Não há ética que permeie o jornalismo dizendo que este deva tratar apenas
questões voltadas para a política, economia e afins. ‘Nem só de pão vive o
homem.’ Penso ser comum que pessoas queiram alicerçar parte de seu dia com um
pouco de banalidades – e me incluo nesta lista. No entanto, a maior rede de
comunicação do país talvez possa hierarquizar a informação de melhor forma,
lutando para que o espetáculo não sucumba a questões de maior relevância
social.


É notório que o espetáculo, neste caso, trabalha como espécie de ‘fetichismo’
da informação. Explico. Em busca de notoriedade – esta possivelmente alcançada
caso seu cão seja muito feio –, pessoas sucumbem a tudo o que não for
midiaticamente ‘legal’, alegando que senso crítico é coisa de intelectual
mal-humorado do século passado. O importante é estar feliz e fazer parte do
show.


E aí se cria um fetiche, um desejo imensurável do público de consumir
informações tidas como ‘descoladas’ – e sem nenhum caráter questionador – que
acabam produzindo seres humanos alheios a inúmeras mazelas sociais.

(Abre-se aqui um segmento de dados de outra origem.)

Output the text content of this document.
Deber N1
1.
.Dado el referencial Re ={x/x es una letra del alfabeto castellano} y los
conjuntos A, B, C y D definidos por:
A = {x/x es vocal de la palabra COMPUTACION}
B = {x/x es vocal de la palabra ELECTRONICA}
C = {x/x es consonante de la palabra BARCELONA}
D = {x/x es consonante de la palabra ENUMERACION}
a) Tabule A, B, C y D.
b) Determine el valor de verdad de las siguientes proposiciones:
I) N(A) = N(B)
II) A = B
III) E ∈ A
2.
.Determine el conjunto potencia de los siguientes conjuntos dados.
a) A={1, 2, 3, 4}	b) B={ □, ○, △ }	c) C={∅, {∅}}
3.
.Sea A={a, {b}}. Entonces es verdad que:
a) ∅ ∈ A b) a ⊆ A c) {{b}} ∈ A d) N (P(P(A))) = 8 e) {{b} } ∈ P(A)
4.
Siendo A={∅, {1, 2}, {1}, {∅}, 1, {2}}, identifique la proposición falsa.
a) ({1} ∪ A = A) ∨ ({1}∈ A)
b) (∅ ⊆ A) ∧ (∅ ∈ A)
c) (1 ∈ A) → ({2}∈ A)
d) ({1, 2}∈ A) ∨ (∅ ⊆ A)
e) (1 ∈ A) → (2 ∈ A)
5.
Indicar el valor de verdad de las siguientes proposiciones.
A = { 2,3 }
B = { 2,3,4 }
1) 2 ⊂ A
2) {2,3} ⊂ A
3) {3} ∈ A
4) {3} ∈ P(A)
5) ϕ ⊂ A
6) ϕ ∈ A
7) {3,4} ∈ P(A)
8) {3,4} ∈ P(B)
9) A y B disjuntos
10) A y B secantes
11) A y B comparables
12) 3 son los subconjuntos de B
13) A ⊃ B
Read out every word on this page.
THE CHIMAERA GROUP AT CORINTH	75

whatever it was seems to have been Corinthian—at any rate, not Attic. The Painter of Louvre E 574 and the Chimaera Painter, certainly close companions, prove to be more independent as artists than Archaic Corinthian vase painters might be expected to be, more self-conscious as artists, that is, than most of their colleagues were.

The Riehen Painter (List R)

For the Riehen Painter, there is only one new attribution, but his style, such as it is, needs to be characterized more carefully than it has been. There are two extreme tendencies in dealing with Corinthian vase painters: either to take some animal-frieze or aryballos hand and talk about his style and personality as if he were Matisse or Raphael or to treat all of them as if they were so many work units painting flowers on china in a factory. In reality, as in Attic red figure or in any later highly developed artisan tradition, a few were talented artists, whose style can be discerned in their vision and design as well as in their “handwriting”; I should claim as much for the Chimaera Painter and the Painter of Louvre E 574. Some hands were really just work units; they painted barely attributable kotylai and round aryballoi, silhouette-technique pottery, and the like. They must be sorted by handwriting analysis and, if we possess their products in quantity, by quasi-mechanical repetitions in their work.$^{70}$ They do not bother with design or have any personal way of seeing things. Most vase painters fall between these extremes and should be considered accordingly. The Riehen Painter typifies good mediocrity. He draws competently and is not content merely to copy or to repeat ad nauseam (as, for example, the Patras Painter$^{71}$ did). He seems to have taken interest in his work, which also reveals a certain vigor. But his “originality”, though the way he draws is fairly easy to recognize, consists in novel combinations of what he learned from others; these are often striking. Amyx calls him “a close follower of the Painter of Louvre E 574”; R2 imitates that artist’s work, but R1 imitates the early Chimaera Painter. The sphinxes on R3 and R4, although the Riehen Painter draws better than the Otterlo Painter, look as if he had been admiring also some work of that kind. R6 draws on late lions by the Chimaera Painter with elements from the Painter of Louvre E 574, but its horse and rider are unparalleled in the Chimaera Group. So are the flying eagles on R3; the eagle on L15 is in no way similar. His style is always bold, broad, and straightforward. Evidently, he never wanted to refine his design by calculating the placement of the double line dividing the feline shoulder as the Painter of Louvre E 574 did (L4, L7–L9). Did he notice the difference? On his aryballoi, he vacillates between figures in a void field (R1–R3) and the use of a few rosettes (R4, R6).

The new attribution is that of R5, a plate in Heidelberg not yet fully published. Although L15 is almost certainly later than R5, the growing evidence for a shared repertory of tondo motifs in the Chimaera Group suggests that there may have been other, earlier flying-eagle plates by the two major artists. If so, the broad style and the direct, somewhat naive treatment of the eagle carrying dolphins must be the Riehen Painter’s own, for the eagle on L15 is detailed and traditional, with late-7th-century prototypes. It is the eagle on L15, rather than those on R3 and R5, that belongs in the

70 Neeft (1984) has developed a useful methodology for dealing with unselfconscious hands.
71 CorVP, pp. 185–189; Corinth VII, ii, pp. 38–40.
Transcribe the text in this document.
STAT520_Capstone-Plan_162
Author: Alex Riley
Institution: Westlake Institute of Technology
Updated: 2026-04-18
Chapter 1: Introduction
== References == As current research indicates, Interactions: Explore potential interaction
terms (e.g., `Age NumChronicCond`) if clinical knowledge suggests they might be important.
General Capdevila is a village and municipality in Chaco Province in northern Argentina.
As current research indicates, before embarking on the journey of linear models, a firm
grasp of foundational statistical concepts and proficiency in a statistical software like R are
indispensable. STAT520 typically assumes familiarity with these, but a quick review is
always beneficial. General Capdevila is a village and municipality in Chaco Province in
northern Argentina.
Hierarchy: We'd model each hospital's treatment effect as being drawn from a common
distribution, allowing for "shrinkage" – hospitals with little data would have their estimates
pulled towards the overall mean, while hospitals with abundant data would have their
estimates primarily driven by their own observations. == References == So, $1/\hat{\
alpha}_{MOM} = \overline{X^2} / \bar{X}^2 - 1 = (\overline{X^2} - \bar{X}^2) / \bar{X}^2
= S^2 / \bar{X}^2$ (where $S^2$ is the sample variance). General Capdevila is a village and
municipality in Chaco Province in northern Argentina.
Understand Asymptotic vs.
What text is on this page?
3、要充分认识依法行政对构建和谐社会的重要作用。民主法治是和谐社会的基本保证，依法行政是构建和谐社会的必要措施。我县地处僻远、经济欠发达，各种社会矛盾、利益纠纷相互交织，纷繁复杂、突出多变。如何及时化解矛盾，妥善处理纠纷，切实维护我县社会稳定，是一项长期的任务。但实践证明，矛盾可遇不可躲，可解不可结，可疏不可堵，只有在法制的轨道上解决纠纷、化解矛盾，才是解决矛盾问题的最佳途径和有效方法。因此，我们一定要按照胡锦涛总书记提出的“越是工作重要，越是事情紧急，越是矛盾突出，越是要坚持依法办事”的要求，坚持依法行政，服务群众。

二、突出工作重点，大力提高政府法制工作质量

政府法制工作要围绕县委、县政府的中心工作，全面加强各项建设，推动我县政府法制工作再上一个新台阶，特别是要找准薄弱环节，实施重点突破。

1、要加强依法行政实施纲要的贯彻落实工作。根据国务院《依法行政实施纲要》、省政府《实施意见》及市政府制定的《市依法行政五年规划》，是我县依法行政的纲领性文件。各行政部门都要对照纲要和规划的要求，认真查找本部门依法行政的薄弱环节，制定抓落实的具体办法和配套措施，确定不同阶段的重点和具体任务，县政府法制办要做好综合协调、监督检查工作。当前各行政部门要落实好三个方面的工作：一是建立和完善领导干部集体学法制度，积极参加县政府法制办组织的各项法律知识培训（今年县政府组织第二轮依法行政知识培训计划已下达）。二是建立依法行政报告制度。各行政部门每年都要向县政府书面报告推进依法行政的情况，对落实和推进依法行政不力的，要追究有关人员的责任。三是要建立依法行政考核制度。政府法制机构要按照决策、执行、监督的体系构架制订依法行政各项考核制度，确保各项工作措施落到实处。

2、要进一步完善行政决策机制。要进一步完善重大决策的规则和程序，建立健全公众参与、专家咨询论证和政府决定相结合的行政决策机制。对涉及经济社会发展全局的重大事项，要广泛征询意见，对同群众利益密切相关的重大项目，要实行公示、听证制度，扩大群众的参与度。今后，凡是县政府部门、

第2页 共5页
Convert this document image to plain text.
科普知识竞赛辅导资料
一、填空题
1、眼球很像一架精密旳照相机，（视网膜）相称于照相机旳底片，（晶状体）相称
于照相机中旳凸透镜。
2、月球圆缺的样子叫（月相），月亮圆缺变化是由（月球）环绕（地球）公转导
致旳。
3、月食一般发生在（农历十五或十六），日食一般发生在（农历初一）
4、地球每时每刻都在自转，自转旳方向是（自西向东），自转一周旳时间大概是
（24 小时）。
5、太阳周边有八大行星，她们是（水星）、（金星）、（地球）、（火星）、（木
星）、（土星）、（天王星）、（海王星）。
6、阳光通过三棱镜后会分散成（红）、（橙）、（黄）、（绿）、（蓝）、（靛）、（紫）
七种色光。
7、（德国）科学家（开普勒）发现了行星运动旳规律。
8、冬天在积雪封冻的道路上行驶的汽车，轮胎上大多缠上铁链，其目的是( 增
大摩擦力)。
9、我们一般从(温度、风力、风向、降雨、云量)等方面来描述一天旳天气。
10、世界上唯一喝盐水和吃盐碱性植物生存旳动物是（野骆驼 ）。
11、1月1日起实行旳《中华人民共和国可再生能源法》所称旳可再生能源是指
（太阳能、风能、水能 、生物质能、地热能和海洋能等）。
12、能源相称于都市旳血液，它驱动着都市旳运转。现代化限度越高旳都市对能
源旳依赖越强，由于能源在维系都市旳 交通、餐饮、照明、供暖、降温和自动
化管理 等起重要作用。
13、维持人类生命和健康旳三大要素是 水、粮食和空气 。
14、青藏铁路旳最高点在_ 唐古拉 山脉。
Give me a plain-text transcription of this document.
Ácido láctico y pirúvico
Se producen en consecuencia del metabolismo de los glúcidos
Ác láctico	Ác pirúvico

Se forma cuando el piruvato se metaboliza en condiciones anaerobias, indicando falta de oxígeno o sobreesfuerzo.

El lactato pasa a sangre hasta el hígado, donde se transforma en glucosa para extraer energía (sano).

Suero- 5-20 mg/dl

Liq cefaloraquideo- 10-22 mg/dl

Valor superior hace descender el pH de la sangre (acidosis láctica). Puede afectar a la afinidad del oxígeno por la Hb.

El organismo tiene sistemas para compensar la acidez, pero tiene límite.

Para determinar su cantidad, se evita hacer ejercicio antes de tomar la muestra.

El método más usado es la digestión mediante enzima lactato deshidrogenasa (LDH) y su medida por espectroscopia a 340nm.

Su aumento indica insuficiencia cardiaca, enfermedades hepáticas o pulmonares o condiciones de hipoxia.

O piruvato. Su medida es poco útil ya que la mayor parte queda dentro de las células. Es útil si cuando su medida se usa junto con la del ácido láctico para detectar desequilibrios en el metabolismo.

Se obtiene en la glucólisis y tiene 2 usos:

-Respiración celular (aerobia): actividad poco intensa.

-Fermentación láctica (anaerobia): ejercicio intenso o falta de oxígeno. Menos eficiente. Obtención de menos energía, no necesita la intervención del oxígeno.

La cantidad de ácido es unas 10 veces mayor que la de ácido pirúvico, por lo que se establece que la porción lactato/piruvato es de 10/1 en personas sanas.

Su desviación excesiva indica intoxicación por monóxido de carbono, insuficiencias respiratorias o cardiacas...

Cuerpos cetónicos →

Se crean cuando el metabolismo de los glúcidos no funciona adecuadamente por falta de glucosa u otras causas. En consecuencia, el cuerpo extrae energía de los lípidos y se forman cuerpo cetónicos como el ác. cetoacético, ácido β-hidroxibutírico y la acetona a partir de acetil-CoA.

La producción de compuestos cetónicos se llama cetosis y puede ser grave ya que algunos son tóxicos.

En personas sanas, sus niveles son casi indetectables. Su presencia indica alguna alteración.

A propaganda
é uma só: aparecer vale muito mais do que olhar para o lado. Todos querem
usufruir de uma imagem.


A tentativa parece funcionar. Dias após a publicação da reportagem, o portal
G1 contava com cerca de 30 candidatos para a disputa do troféu feiúra. Ao menos
não restam dúvidas de que, com a ajuda da mídia e do reino animal, é possível
ficar famoso – consumindo uma sensação de satisfação ilusória ao ter seu nome
mencionado abaixo da foto de seu amigo cão. Feio, mas amigo!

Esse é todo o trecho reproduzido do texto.